A federal judge on Wednesday blocked the enforcement of President Trump’s executive order that would allow state and local officials to opt out of accepting refugees — the latest judicial hurdle for the administration’s immigration policies.
U.S. District Judge Peter Messitte agreed to issue the preliminary injunction, which had been requested by three faith-based national resettlement agencies: HIAS Inc., Church World Service Inc., and Lutheran Immigration and Refugee Service.
Trump issued the executive order in September saying that the federal government would only resettle refugees if states and local governments had consented to do so — giving states a de facto veto over whether they would resettle refugees. The government is expected to appeal the injunction order.
“State and local governments are best positioned to know the resources and capacities they may or may not have available to devote to sustainable resettlement, which maximizes the likelihood refugees placed in the area will become self-sufficient and free from long-term dependence on public assistance,” the order said.
Last week, Texas Gov. Greg Abbott announced that Texas would become the first state to opt out, saying that “Texas has carried more than its share in assisting the refugee resettlement process” and that it “continues to have to deal with the consequences of an immigration system that Congress has failed to fix.”
But those opposing the order claim that it is unlawful and unconstitutional, adding that it would ruin the refugee program and have “disastrous consequences not only for Plaintiffs and eligible refugees but for the image of the United States as a beacon of liberty,” according to the ruling.
The administration, however, said that the order is lawful and argued that since the president has authority over how many refugees are going to be resettled, he also has the power to decree whether states have the authority to determine whether they want them.
Judge Messitte ruled against the administration, saying the case was likely to succeed on its merits. In doing so, he ruled that beyond analysis of the statutory text, “a potentially insuperable Constitutional barrier looms” because the power to admit or exclude non-citizens is exclusively federal in nature — meaning that the decision can’t be left up to the states.
“Making the resettlement of refugees wholly contingent upon the consents of State or Local Governments, as the veto component of the proposed Order would have it, thus raises four-square the very serious matter of federal pre-emption under the Constitution,” he wrote. “It is hard to see how the Order, if implemented, would not subvert the delicate federal-state structuring contemplated by the Refugee Act.”
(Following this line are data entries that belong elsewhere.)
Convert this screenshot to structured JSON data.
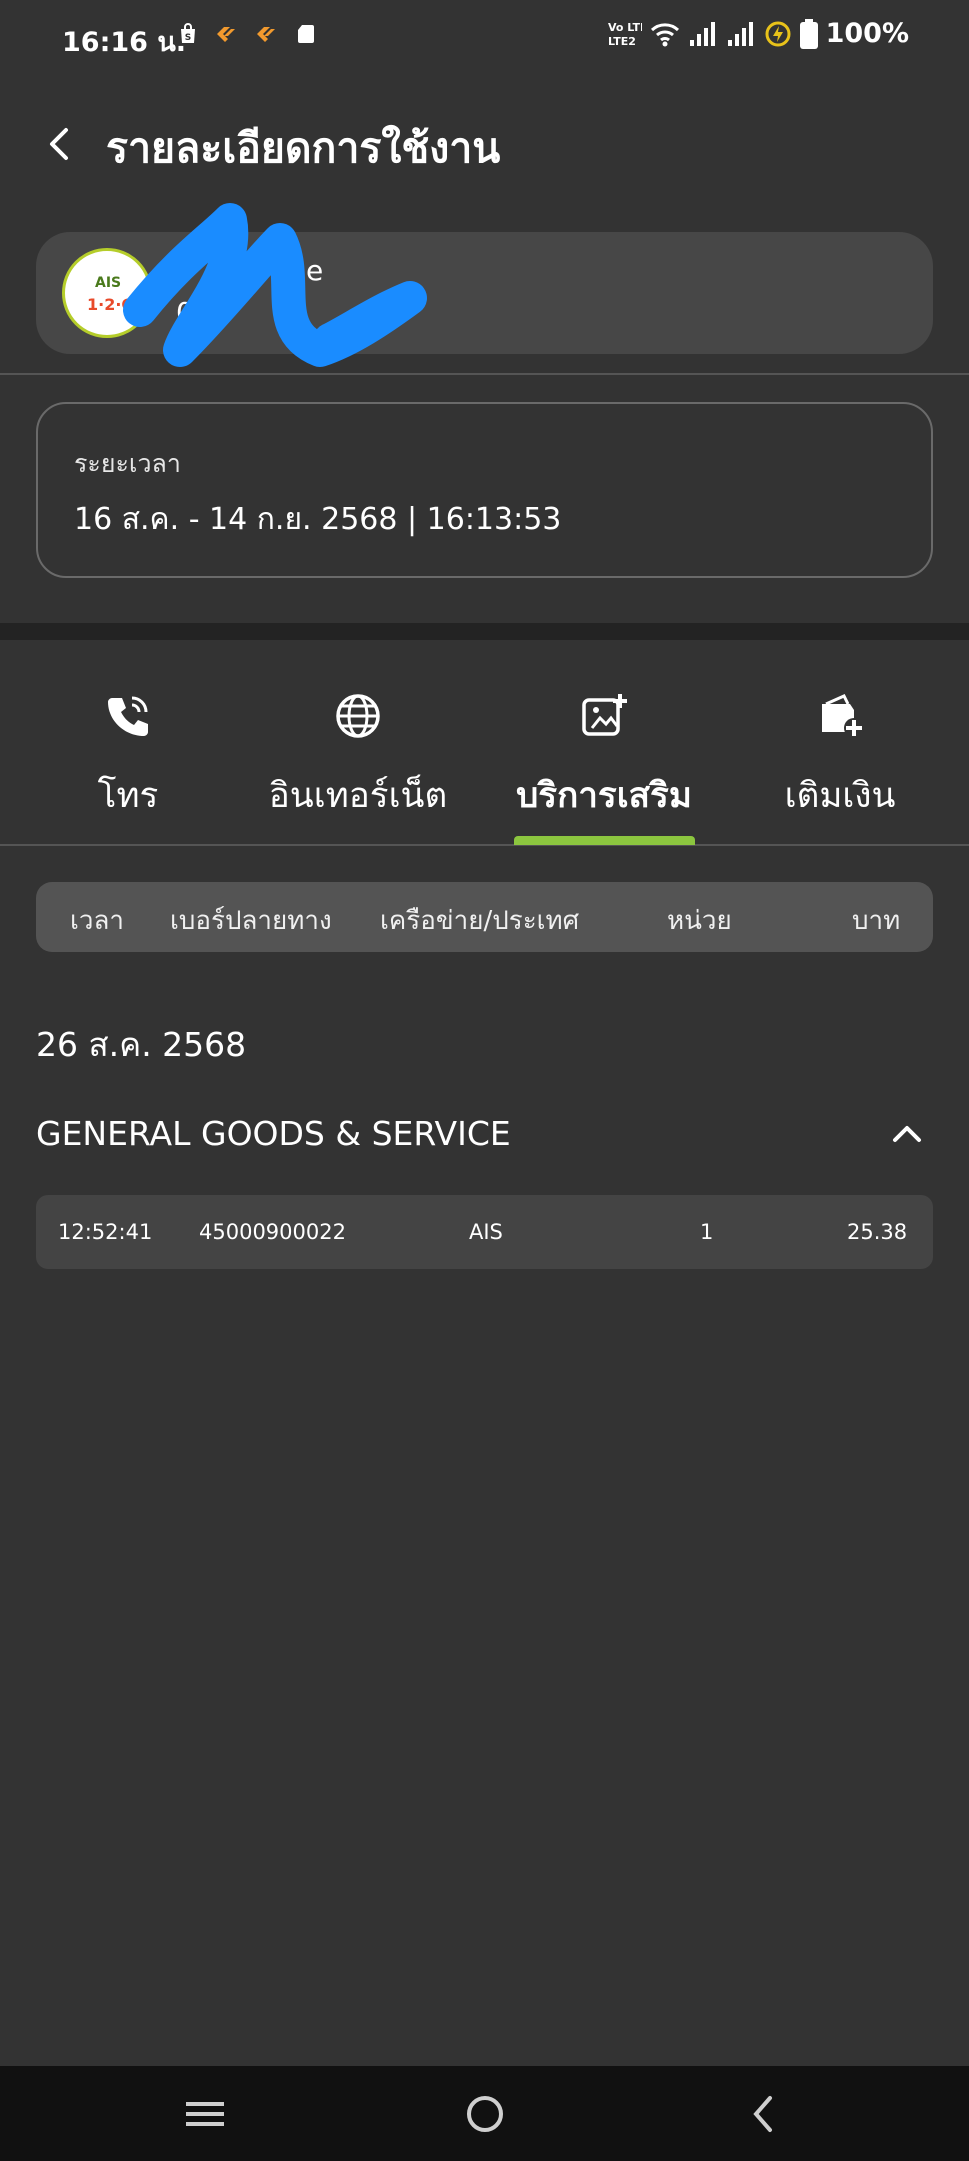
{
  "status_bar": {
    "time": "16:16 น.",
    "battery": "100%",
    "network_badge": "Vo LTE2",
    "icons": [
      "shopping-bag-icon",
      "tag-icon",
      "tag-icon",
      "sd-card-icon",
      "volte-icon",
      "wifi-icon",
      "signal-icon",
      "signal-icon",
      "data-saver-icon",
      "battery-icon"
    ]
  },
  "header": {
    "title": "รายละเอียดการใช้งาน",
    "back_icon": "chevron-left-icon"
  },
  "account": {
    "logo_text": "AIS",
    "name_partial": "e",
    "number_partial": "0  6"
  },
  "period": {
    "label": "ระยะเวลา",
    "value": "16 ส.ค. - 14 ก.ย. 2568 | 16:13:53"
  },
  "tabs": [
    {
      "label": "โทร",
      "icon": "phone-icon",
      "active": false
    },
    {
      "label": "อินเทอร์เน็ต",
      "icon": "globe-icon",
      "active": false
    },
    {
      "label": "บริการเสริม",
      "icon": "media-plus-icon",
      "active": true
    },
    {
      "label": "เติมเงิน",
      "icon": "wallet-plus-icon",
      "active": false
    }
  ],
  "columns": [
    "เวลา",
    "เบอร์ปลายทาง",
    "เครือข่าย/ประเทศ",
    "หน่วย",
    "บาท"
  ],
  "groups": [
    {
      "date": "26 ส.ค. 2568",
      "section": "GENERAL GOODS & SERVICE",
      "expanded": true,
      "rows": [
        {
          "time": "12:52:41",
          "destination": "45000900022",
          "network": "AIS",
          "unit": "1",
          "baht": "25.38"
        }
      ]
    }
  ],
  "colors": {
    "background": "#333333",
    "accent": "#8cc63f",
    "card": "#474747"
  },
  "nav_bar": [
    "menu-icon",
    "home-icon",
    "back-icon"
  ]
}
The ruling also says the administration appears to have failed to consider a number of “critical factors,” including how to handle secondary migration — where a resettled refugee moves to a non-consenting jurisdiction.
Trump announced that the U.S. would take in just 18,000 refugees in fiscal year 2020, a significant drop from the cap of 110,000 set by former President Barack Obama in 2016
The executive order is one of a number of immigration policies that have been put on ice by the courts. The Justice Department on Thursday filed an emergency request to the Supreme Court to have injunctions lifted on the Trump administration’s proposed rule that would restrict green cards for immigrants who are deemed likely to be reliant on welfare.